Aborigines should recover their own perspectives of history as they reclaim their traditional names and cultures, President Tsai Ing-wen (蔡英文) said yesterday, which was Indigenous Peoples’ Day.
Tsai made the remarks at a forum in Taipei marking the 26th anniversary of a constitutional amendment acknowledging Aborigines, which was attended by government officials, Aboriginal rights advocates and foreign representatives.
An amendment to the Constitution in 1994 legally recognized Aborigines by dropping the term “mountain compatriots,” a result fought by rights advocates for more than a decade prior and approved by then-president Lee Teng-hui (李登輝), Tsai said.
Photo: Chang Chia-ming, Taipei Times
‘ETHNIC MAINSTREAMING’
As Aborigines have recovered their names, languages and cultures, it is also essential that they recover their own perspectives of history and that other ethnic groups learn to understand their viewpoints, she said.
Her administration has been promoting the ideal of “ethnic mainstreaming,” so every ethnic group in Taiwan can construct history together, she said.
Photo: Luo Chi, Taipei Times
Some attendees shared troubles they had encountered for using traditional names.

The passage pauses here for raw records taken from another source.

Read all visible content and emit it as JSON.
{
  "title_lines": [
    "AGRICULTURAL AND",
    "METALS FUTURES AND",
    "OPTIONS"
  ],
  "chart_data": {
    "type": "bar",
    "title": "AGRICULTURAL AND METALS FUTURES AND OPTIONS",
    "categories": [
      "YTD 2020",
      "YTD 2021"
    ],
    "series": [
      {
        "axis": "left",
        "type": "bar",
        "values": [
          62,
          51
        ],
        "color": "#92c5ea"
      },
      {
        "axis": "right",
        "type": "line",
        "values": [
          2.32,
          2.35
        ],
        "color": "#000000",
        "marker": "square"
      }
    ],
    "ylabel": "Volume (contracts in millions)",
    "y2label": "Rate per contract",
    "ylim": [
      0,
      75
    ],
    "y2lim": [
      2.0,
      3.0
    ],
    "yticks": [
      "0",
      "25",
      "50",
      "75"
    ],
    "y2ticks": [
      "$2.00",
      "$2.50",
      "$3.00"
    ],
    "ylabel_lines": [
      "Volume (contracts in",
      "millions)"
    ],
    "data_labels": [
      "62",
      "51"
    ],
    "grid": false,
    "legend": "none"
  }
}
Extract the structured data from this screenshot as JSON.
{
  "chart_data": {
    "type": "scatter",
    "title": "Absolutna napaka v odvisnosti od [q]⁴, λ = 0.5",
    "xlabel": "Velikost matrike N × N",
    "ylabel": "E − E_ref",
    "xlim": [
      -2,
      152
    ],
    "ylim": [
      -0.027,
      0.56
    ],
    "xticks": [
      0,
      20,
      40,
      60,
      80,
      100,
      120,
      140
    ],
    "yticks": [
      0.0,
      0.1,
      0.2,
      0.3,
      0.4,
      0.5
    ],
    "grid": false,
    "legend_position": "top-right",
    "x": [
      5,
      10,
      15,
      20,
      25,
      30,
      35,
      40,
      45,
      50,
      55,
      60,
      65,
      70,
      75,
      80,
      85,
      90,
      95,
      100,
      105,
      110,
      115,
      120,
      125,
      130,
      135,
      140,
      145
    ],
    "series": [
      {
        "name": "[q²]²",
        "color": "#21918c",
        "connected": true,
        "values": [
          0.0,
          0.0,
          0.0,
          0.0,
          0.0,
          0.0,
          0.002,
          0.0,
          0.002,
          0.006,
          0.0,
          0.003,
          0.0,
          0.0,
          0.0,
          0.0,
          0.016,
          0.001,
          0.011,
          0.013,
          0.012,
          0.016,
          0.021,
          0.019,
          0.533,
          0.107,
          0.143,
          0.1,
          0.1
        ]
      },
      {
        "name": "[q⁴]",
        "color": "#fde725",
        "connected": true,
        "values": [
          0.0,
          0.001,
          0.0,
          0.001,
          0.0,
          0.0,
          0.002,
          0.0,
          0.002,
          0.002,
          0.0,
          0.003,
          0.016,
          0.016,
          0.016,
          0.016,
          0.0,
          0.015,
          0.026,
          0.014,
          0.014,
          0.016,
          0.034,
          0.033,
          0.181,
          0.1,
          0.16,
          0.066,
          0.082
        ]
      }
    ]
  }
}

Sameguwan Paljaveljav, a 16-year-old Payuan based in Pingtung County, said that he now studies at home, but when he attended school, many classmates mocked his name by deliberately mispronouncing it or giving him nicknames.
When written in Chinese, his name requires nine characters, while most people have three or four, he said.
Although he once hated his name, he came to feel that it brings him closer to his community elders, he added.
Sameguwan Paljaveljav said that he still gets asked by people how to pronounce his name — some treat him as a Japanese or English speaker — but people are learning it.
He said that he is glad that he has embraced the name that his parents game him.
Presidential Office spokeswoman Kolas Yotaka said that some reporters had complained about her insistence on using the romanized spelling of her name when she became Executive Yuan spokeswoman in 2018.
NOT TROUBLEMAKERS
Recovering their traditional names means they are retrieving subjectivity, which does not mean they are troublemakers, Kolas said.
Aborigines can register their names with Chinese characters or romanized along with the Chinese characters, Council of Indigenous Peoples Deputy Minister Iwan Nawi said.
Since Aborigines were allowed to resume official use of their traditional names when the Name Act (姓名條例) was amended in 1995, only 31,917 people — or 5.5 percent of the nation’s Aboriginal population — have done so, she said.
The government’s ultimate goal is that all Aborigines can use the romanized spelling of their name without Chinese characters, Deputy Minister of the Interior Chen Tsung-yen (陳宗彥) said.
However, more social support is needed to push for updates to government and airline registration systems before the change could happen, he said.